How to Help Postpartum Anxiety
By Sophie Harris - Pregnancy & Postpartum Psychotherapist
Some level of anxiety is totally normal and to be expected after you have a baby. However, for many of us, we can get caught in the constant cycle of worrying, experiencing the feeling that something really bad is going to happen.
Regardless of your anxiety level, these tips will show you how to help postpartum anxiety.
Remember that a thought is just a thought
It’s really important to recognise and remember that your thoughts are just thoughts. When we feel anxious, we often get carried away with our thoughts and start believing that they are factual truths, and that they must mean something really bad is going to happen.
When we are able to take a step back from our thoughts and just observe them, it really helps to recognise that they aren’t the truth. For example, if I have the thought “something bad is going to happen to my baby”, instead of getting caught up in a cycle of anxiety, I can assess the situation (and presuming they aren’t in actual danger in that moment), notice my thought and correct it to “I’m thinking that something bad is going to happen to my baby”.
With the second version, we are simply noticing that we're having that thought, but we're not buying into it, we are simply observing.
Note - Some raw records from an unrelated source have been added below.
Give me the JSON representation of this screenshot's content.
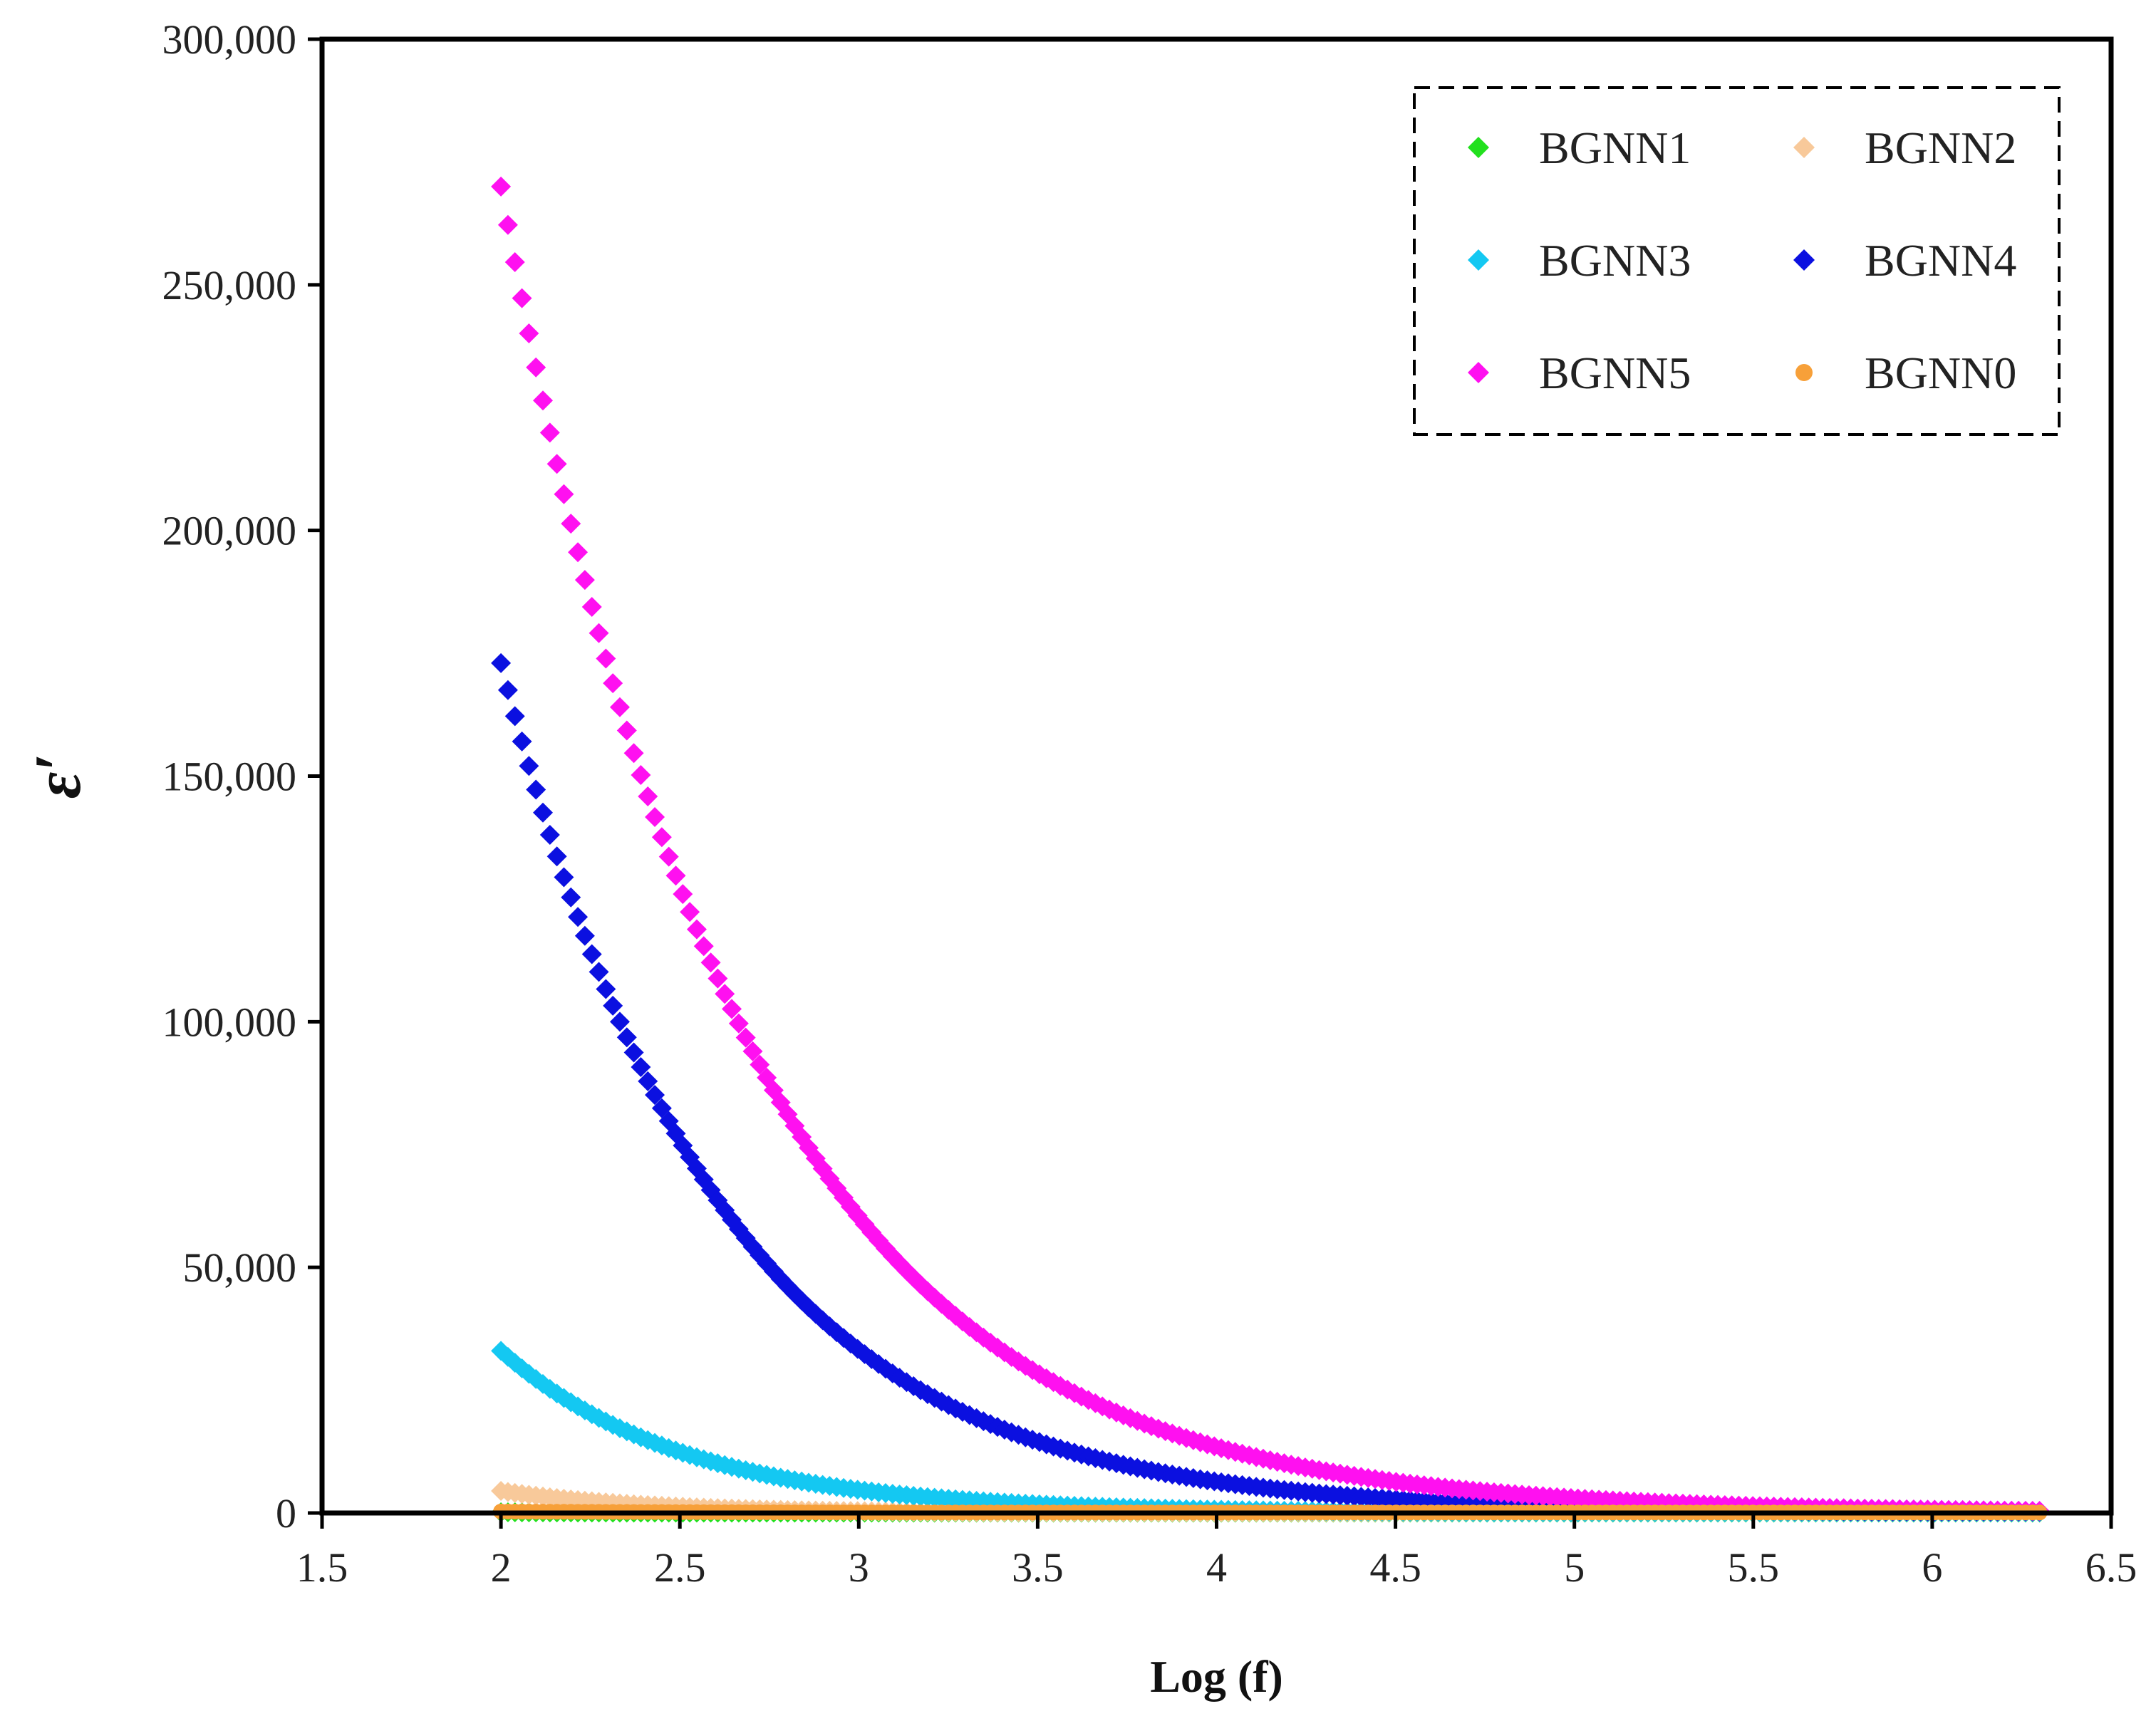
{
  "chart_data": {
    "type": "scatter",
    "title": "",
    "xlabel": "Log (f)",
    "ylabel": "ε′",
    "xlim": [
      1.5,
      6.5
    ],
    "ylim": [
      0,
      300000
    ],
    "x_ticks": [
      "1.5",
      "2",
      "2.5",
      "3",
      "3.5",
      "4",
      "4.5",
      "5",
      "5.5",
      "6",
      "6.5"
    ],
    "y_ticks": [
      "0",
      "50,000",
      "100,000",
      "150,000",
      "200,000",
      "250,000",
      "300,000"
    ],
    "grid": false,
    "legend_position": "top-right",
    "x_range": [
      2.0,
      6.3
    ],
    "series": [
      {
        "name": "BGNN1",
        "color": "#22e01e",
        "marker": "diamond",
        "x_start": 2.0,
        "x_end": 6.3,
        "start_value": 150,
        "decay_per_decade": 2.0,
        "floor": 80
      },
      {
        "name": "BGNN2",
        "color": "#f8c99a",
        "marker": "diamond",
        "x_start": 2.0,
        "x_end": 6.3,
        "start_value": 4500,
        "decay_per_decade": 2.5,
        "floor": 150
      },
      {
        "name": "BGNN3",
        "color": "#14c8f2",
        "marker": "diamond",
        "x_start": 2.0,
        "x_end": 6.3,
        "start_value": 33000,
        "decay_per_decade": 1.95,
        "floor": 150
      },
      {
        "name": "BGNN4",
        "color": "#0b10e0",
        "marker": "diamond",
        "x_start": 2.0,
        "x_end": 6.3,
        "start_value": 173000,
        "decay_per_decade": 1.65,
        "floor": 300
      },
      {
        "name": "BGNN5",
        "color": "#ff10f0",
        "marker": "diamond",
        "x_start": 2.0,
        "x_end": 6.3,
        "start_value": 270000,
        "decay_per_decade": 1.5,
        "floor": 300
      },
      {
        "name": "BGNN0",
        "color": "#f7a039",
        "marker": "circle",
        "x_start": 2.0,
        "x_end": 6.3,
        "start_value": 300,
        "decay_per_decade": 1.0,
        "floor": 100
      }
    ],
    "legend_order": [
      "BGNN1",
      "BGNN2",
      "BGNN3",
      "BGNN4",
      "BGNN5",
      "BGNN0"
    ]
  }
}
It’s really important for you to separate yourself from the anxiety and recognise that a thought is just a thought.
Reduce or avoid checking things
Do you find yourself checking that your baby is breathing at night? Or checking your baby’s body for signs or symptoms that something is wrong? Or perhaps you find yourself checking the good old internet lots.
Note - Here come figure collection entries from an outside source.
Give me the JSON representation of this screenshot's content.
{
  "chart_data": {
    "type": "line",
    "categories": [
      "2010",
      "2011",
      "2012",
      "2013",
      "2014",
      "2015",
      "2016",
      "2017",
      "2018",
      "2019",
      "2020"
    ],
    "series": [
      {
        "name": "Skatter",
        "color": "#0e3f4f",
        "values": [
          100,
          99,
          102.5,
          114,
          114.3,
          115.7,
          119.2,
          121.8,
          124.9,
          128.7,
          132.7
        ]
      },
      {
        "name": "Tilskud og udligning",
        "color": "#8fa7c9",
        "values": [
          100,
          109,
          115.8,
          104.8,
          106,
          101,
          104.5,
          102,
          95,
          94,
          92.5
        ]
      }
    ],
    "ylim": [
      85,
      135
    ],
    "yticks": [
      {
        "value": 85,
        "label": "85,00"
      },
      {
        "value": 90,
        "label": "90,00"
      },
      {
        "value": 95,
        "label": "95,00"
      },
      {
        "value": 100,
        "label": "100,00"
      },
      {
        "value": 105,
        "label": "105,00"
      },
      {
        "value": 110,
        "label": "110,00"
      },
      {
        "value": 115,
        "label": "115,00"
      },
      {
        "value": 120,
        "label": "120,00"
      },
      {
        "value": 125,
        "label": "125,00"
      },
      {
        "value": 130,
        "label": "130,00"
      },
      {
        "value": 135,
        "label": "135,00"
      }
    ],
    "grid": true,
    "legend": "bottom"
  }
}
All of these behaviours are completely normal - of course, we want to make sure everything is okay. However, it’s easy for this to become excessive and we may, for example, stay up all night checking that our baby is okay to the point where we're not getting any sleep ourselves.
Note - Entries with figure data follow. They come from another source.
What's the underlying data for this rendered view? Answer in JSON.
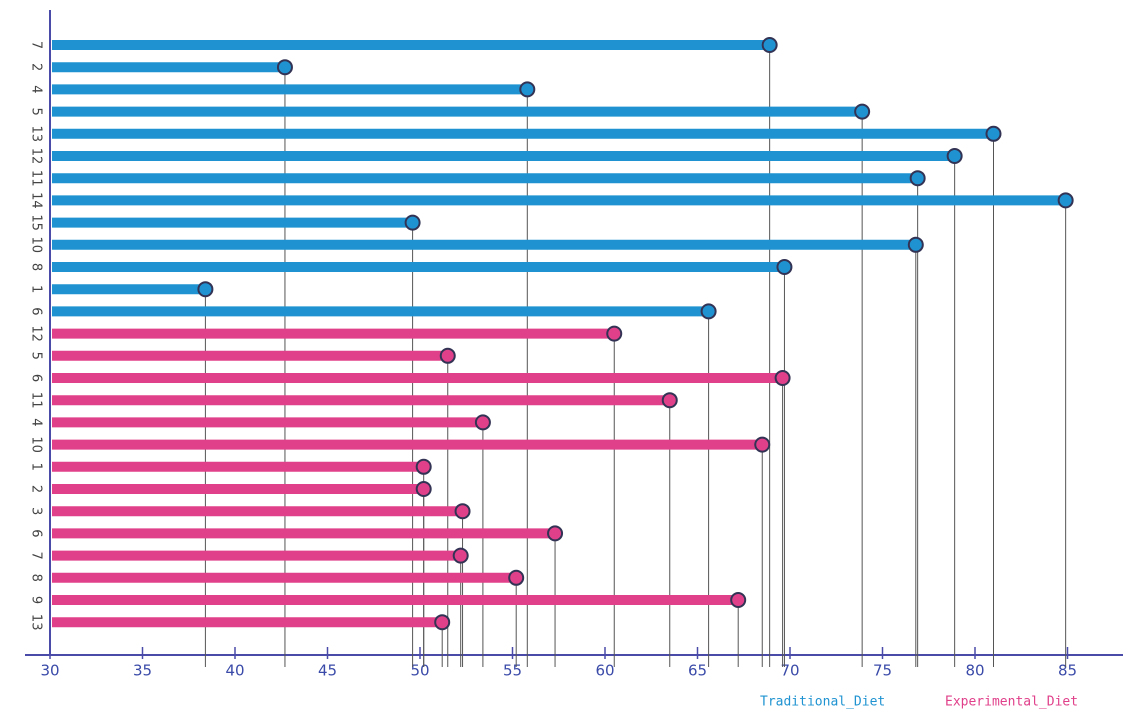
{
  "chart_data": {
    "type": "lollipop",
    "xlim": [
      30,
      88
    ],
    "xticks": [
      30,
      35,
      40,
      45,
      50,
      55,
      60,
      65,
      70,
      75,
      80,
      85
    ],
    "series": [
      {
        "name": "Traditional_Diet",
        "color": "#1f93d1",
        "categories": [
          "7",
          "2",
          "4",
          "5",
          "13",
          "12",
          "11",
          "14",
          "15",
          "10",
          "8",
          "1",
          "6"
        ],
        "values": [
          68.9,
          42.7,
          55.8,
          73.9,
          81.0,
          78.9,
          76.9,
          84.9,
          49.6,
          76.8,
          69.7,
          38.4,
          65.6
        ]
      },
      {
        "name": "Experimental_Diet",
        "color": "#e0408a",
        "categories": [
          "12",
          "5",
          "6",
          "11",
          "4",
          "10",
          "1",
          "2",
          "3",
          "6",
          "7",
          "8",
          "9",
          "13"
        ],
        "values": [
          60.5,
          51.5,
          69.6,
          63.5,
          53.4,
          68.5,
          50.2,
          50.2,
          52.3,
          57.3,
          52.2,
          55.2,
          67.2,
          51.2
        ]
      }
    ]
  }
}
Try to consider what a helpful level of checking looks like for you, and what is actually conducive to taking care of your baby. Perhaps ask your partner or close friend to help you gain some perspective and decide what a helpful level of checking is for you.
Now we know that our thoughts are just thoughts, we want to recognise this and to move our attention away. This can be done in various ways and simple mindfulness exercises can be really helpful. Practice the ability to refocus your attention by looking around the room and for example, noticing what you can hear, see, taste, or even smell in that moment. This simple grounding technique is a very powerful way to refocus your attention.
Challenge your thoughts
So, at this stage, we've noticed that our thoughts are just thoughts - not necessarily facts, but sometimes it's still really hard to tell if that thought is realistic or even logical. Try to think of different ways that you could look at the situation. For example, you might think “if a friend was in the same situation, what would I think?” Or, “if I wasn't feeling anxious or low in mood, then how might I see this situation?”
Maybe you've dealt with this situation before, when you didn't feel anxious - try to recall how you dealt with it, then. Perhaps there's someone that you trust and value - consider how they might act or the advice that they might give to you.
Try to find ways to establish whether your anxious thoughts are realistic, i.e. based in reality or whether they actually need to be challenged to something more helpful.
Another example may be that I'm feeling really shy and anxious and I don’t want to go to a baby class even though I know I will feel better if I go and it’s just my anxiety holding me back. If I don't go, it will relieve my anxiety in the short term but in the longer run, it will make my anxiety worse because I am not learning that I can go and everything will be fine.
Notice anything in your life that you are avoiding right now and consider if it is something that you could introduce (or reintroduce) and how you could do this to gradually build it into your life.
Relax Your Nervous System
When we are anxious, it takes its toll not just on our mental wellbeing, but our physical body too. We usually carry a lot of tension and stress, and are on high alert for danger. Sometimes our hypervigilance can even lead us to expect things to go wrong.
What we need to learn is how to relax our nervous systems and calm that physical tension in the body. Learning to regulate our breathing by taking deep breaths and bringing oxygen to different parts of the body, spending time outside in nature and with friends who understand you may be your form of relaxation.
It’s important to actively make time for things you know will help you to relax.